Читать книгу La vida instantánea - Sergio C. Fanjul - Страница 21
27 de marzo de 2017 · 111 likes
ОглавлениеDurante tres años y medio, poco después de llegar a Madrid, viví muy cerca de la plaza del Callao. Era extraño ser arrojado al centro del universo español casi recién llegado de provincias. Mi casa, nuestra casa, estaba, por fortuna, en una calle escondida y muy tranquila donde cantaban los pájaros, se oía el rumor de las hojas besadas por la brisa y los niños molestaban; pero, aun así, a veces me resultaba agobiante estar inmerso en el territorio donde sucedía todo.
Ponía la tele y veía un anuncio rodado en Callao. Veía una peli y salían los alrededores de Callao. Las noticias políticas sucedían muy cerca. La boda real nos cogió allí mismo, casi en primera fila, y la policía vino a pedirnos el DNI casa por casa. Aquel día histórico, como he contado tantas veces, no pude regresar del after hours porque la Gran Vía estaba cortada para que pasasen Felipe y Letizia (me enganché a otro reafter, tranquis). Veía entonces mucho cine japonés y coreano, porque estaba de moda y porque en aquellas pelis no salía la plaza del Callao.

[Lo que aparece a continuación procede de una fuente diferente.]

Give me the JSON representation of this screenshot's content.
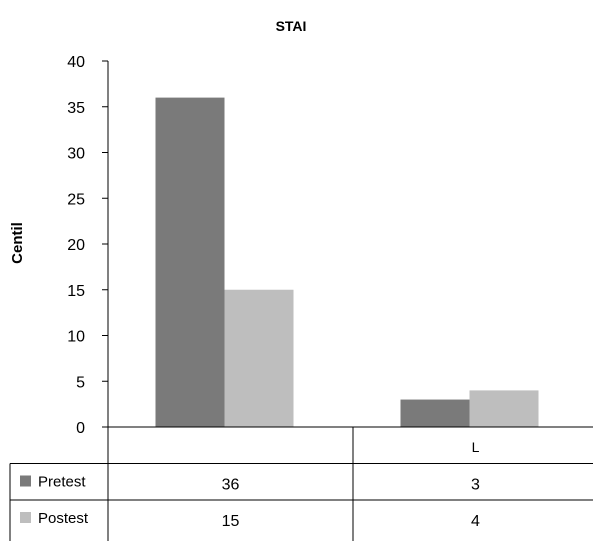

Ahora, la verdad, no vivo tan lejos, pero supongo que me he acostumbrado al ajetreo capitalino. Total, que el otro día me topé con una foto de Callao sin peatonalizar (es un decir, más bien sin hormigonear y comercializar) y me entraron dudas sobre si yo había conocido la plaza de esa guisa. No me sonaba. Pero, claro, durante aquellos tres años y medio la plaza era aún recorrida por incesantes vehículos circunvalantes. La memoria es plastilina.
Ahí, recuerdo, donde había un quiosco y autobuses rojos, en esa barandilla metálica que ya no está, me sentaba a esperar a los entonces exiguos coleguis para ir a incendiar Malasaña, en la medida de nuestras posibilidades. Recuerdo que entonces eso me llenaba de nervios ante los prodigios nocturnos que se avecinaban, y también recuerdo que a la vuelta, en Callao, al final de la noche, los chinos ambulantes, como dealers del denostado carbohidrato, aún vendían callejeramente arroz tres delicias y tallarines con gambas, y que aquello me parecía el cielo, aunque dijese la peña que estaban aliñados con saliva y semen oriental. Como el Marqués de Sade en aquel cuento guarro pensaba yo: ¡que me engañen siempre así!